PRISM: Diversifying Dataset Distillation by Decoupling Architectural Priors

TL;DR

PRISM tackles the lack of intra-class diversity in dataset distillation by decoupling architectural priors: logit supervision is handled by a primary teacher, while BN alignment is supervised by a diverse set of BN teachers. This dual- and multi-teacher alignment introduces multiple world views into synthesis, yielding richer, more generalizable synthetic data on ImageNet-1K and achieving state-of-the-art results at higher IPCs. The work demonstrates that diversification through architectural priors improves both performance and diversity, and it provides scalable batch formation and teacher-selection strategies, along with thorough ablations on recovery and post-recovery steps. Collectively, PRISM establishes architectural decoupling as an orthogonal, scalable axis for advancing dataset distillation toward robust, privacy-preserving, large-scale applications.

Abstract

Dataset distillation (DD) promises compact yet faithful synthetic data, but existing approaches often inherit the inductive bias of a single teacher model. As dataset size increases, this bias drives generation toward overly smooth, homogeneous samples, reducing intra-class diversity and limiting generalization. We present PRISM (PRIors from diverse Source Models), a framework that disentangles architectural priors during synthesis.

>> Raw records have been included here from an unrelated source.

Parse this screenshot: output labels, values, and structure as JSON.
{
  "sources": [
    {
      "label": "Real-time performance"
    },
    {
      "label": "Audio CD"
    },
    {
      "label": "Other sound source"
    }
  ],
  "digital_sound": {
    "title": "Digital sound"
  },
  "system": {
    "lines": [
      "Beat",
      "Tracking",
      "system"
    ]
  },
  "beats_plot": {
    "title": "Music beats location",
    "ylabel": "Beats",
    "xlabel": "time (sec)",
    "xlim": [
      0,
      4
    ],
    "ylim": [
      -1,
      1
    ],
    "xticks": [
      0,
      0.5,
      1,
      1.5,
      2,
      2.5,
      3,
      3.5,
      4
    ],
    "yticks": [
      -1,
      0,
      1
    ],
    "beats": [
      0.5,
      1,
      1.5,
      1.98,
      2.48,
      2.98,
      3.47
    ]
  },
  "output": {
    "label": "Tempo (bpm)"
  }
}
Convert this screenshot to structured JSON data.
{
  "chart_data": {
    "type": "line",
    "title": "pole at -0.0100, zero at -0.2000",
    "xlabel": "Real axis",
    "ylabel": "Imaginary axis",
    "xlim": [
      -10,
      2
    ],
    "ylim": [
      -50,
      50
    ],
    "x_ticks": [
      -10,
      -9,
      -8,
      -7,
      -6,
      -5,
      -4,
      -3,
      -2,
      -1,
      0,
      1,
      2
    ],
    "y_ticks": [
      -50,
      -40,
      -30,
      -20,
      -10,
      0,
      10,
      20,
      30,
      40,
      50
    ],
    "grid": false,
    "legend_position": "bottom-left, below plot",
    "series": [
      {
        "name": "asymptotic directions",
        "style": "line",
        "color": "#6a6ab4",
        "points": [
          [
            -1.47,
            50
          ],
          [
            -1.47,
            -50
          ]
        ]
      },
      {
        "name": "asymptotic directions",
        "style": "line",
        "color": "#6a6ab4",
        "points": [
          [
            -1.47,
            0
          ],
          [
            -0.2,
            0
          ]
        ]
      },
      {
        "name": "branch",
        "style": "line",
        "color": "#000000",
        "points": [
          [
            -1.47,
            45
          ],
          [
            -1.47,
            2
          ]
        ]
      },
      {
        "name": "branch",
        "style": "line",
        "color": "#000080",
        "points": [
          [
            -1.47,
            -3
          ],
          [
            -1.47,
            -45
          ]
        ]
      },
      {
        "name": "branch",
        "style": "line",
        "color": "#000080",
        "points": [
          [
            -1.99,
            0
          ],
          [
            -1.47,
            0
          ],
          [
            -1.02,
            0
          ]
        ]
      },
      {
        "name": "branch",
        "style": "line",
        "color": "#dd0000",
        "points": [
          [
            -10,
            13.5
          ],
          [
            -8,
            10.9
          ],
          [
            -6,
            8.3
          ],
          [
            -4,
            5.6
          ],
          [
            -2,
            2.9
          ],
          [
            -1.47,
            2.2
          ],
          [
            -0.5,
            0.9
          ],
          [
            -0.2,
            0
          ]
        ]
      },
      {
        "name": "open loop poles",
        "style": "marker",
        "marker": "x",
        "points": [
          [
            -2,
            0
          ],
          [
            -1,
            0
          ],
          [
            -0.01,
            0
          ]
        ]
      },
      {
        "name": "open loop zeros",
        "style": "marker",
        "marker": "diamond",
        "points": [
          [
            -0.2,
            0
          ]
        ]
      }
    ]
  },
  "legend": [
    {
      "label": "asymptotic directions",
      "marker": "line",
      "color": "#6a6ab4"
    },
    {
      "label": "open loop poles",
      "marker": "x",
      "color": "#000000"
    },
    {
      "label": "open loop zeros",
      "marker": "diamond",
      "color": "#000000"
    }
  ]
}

PRISM decouples the logit-matching and regularization objectives, supervising them with different teacher architectures: a primary model for logits and a stochastic subset for batch-normalization (BN) alignment. On ImageNet-1K, PRISM consistently and reproducibly outperforms single-teacher methods (e.g., SRe2L) and recent multi-teacher variants (e.g., G-VBSM) at low- and mid-IPC regimes. The generated data also show significantly richer intra-class diversity, as reflected by a notable drop in cosine similarity between features. We further analyze teacher selection strategies (pre- vs. intra-distillation) and introduce a scalable cross-class batch formation scheme for fast parallel synthesis. Code will be released after the review period.

Paper Structure

This paper contains 27 sections, 9 equations, 5 figures, 9 tables.

Figures (5)

  • Figure 1: UMAP visualization of synthetic images from ImageNet-1K (10 classes), comparing SRe2L with our proposed multi-teacher alignment. Our approach, PRISM, generates significantly greater intra-class diversity, contrasting the overly uniform clusters of SRe2L that can lead to model overfitting more easily.
  • Figure 2: The core idea behind PRISM (PRIors from diverse Source Models): Use multiple, diverse models for decoupling the logit maximization and regularization through BN alignment instead of one, like in SRe2L and related work.
  • Figure 3: Batch formation and optimization strategies. (Left) Methods like G-VBSM, EDC, and DELT optimize jointly over all classes simultaneously. (Right) Methods like our PRISM and SRe2L process each IPC index independently.
  • Figure 4: Intra-class semantic cosine similarity with a pretrained ResNet-18 model on ImageNet-1K dataset applied on the respective distilled images showing higher diversity as indicated by lower mean values and higher variance.
  • Figure 5: Qualitative comparison of synthetic images from ImageNet-1K generated by SRe2L and PRISM. Both methods start from the exact same initial real images to ensure a fair comparison. The images generated by SRe2L (left) exhibit significant homogeneity, with samples within each class (goldfish, rooster, shark, frog) converging to similar colors and textures. In contrast, PRISM (right) produces a wider variety of contexts and colorations.